Anna Oliphant was exiled to Paris, France by her parents (her father to be exact) with the impression that sending her to the School of America in Paris will give her better education that finishing high school in Atlanta, Georgia. Anna’s father, James Ashley, was an instant best-selling author whose novels worked around two people falling in love, and then eventually one has to die from a terminal illness. His works became movie adaptations, too, thus putting him up on the spotlight. Anna’s parents were divorced, and she has antagonized his father since God-knows-when, but she loves her mother and younger brother the most.

Anna loathed the thought of being away from her family on school days, and she’s lived a slightly miserable life during her first few days in school. Foreign country, foreign school, and foreign language—they don’t make sense to her. Anna met her first friend, Meredith, on the day her parents had left her in the dormitory. She was bawling her eyes out when Meredith invited her to her room for a cup of hot chocolate. Since then, they have been inseparable until Étienne St. Clair came into the picture. The two got along well instantly, making them the best of friends eventually.

Now the conflict cropped up when Anna and Étienne developed feelings for each other, but the latter was still in a relationship with Ellie at that time. To make matters even worse, Étienne fell in a situation involving his mother that he completely has no control of. Not to mention his father who was beyond being helpful with the condition their family are suffering from. Anna, on the other hand, fell out of friendship with her long-time best friend, Bridge, who accidentally fell in love with Toph, the guy Anna had feelings for.

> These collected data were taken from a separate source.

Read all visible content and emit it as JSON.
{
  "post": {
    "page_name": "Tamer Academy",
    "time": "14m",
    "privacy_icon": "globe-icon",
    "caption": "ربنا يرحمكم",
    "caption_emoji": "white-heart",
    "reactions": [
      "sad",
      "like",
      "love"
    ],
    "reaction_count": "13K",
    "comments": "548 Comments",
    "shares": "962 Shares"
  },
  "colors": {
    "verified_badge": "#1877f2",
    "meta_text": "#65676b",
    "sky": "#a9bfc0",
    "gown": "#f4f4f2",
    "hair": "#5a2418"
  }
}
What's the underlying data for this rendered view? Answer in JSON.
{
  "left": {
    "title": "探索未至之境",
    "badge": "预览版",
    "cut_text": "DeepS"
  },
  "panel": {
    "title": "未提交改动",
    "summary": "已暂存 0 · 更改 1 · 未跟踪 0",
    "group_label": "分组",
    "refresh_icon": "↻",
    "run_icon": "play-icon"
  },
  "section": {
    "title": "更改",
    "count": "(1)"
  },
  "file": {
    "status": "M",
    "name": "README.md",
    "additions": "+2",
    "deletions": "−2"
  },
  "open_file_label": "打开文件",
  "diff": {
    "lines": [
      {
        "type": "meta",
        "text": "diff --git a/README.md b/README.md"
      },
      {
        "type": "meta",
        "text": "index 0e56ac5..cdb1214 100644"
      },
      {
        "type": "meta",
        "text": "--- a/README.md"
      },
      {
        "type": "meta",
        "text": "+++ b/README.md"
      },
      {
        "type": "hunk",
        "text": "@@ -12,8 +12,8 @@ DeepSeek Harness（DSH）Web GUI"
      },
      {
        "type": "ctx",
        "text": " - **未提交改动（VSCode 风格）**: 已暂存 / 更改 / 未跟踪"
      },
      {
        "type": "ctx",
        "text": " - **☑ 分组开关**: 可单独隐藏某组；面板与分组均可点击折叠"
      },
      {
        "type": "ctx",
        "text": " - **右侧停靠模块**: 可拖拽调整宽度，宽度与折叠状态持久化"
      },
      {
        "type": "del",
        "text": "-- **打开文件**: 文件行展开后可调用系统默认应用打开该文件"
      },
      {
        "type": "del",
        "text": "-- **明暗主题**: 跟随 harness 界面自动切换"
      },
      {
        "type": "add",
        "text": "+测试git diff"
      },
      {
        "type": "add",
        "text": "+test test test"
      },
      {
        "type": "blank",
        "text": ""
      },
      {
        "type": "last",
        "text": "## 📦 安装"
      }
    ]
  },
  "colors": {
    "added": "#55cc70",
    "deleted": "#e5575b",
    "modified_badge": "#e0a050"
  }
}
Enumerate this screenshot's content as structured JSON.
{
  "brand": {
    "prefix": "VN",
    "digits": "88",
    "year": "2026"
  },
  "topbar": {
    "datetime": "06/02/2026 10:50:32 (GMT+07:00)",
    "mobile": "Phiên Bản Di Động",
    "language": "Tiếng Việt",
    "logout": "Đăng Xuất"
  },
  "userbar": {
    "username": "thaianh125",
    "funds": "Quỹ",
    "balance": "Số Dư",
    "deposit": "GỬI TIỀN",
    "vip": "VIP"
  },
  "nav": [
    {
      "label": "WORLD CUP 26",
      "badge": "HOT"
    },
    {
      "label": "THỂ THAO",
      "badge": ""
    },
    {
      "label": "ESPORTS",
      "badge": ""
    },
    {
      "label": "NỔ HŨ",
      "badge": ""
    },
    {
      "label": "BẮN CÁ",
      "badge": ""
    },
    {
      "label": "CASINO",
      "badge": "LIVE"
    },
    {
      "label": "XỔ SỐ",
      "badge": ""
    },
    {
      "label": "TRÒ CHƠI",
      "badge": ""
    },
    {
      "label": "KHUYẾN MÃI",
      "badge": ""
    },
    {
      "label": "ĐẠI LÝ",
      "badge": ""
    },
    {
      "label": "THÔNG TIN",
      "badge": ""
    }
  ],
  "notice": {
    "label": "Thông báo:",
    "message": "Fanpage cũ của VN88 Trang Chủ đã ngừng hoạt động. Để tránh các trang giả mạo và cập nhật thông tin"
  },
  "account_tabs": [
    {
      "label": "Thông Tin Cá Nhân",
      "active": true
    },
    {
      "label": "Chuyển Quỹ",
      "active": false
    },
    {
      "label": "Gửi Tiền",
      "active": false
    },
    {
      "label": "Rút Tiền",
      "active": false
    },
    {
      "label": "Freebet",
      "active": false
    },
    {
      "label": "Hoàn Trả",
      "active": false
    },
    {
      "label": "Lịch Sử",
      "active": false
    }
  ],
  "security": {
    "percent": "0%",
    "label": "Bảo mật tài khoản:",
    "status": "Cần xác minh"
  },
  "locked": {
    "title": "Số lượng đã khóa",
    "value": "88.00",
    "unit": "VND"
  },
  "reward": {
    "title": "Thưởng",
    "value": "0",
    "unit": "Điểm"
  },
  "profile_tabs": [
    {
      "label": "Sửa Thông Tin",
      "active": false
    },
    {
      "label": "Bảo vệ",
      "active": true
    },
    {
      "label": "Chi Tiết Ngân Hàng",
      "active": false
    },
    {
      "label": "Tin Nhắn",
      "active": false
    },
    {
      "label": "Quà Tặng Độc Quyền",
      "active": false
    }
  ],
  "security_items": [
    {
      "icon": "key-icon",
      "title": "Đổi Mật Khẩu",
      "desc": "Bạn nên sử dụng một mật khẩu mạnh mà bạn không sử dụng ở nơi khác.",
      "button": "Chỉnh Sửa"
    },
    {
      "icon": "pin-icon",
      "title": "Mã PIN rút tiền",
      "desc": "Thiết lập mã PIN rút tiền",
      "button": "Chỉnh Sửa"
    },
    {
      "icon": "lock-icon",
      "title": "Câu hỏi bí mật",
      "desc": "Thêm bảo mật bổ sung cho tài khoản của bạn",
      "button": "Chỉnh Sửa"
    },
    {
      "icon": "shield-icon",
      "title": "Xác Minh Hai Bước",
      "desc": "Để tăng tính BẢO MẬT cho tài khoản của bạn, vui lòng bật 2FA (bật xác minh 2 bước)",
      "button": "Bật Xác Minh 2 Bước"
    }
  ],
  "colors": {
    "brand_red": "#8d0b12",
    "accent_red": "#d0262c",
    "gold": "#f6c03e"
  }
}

Okay, so what do I feel about this story? I honestly think it’s a refreshing read. I didn’t imagine I’d actually like its plot at all. It may be sound so common to most people, but it turned out otherwise when I’ve finished the book. I particularly liked how the author was able to pull of the transition from one scene to another without even getting lost. I oftentimes feel that way in most stories, so props to Stephanie Perkins on that note.

I don’t know one person who would not want to go to Paris, and experience first-hand the magnificence and the rich culture of The City of Lights. It’s amazing how the author was able to take me to Paris even in her writing. I did feel like I was in Anna’s shoes, touring around the city of France, talking in their native tongue. I would have told you more about this book, but I’d say this is a fun, light-read that will leave you gushing like a teenager towards the end. Not only did Anna’s experiences in Paris taught her independence, she also learned that home is where the heart is. You may want to take my cue because I’m putting this book in my favorites shelf.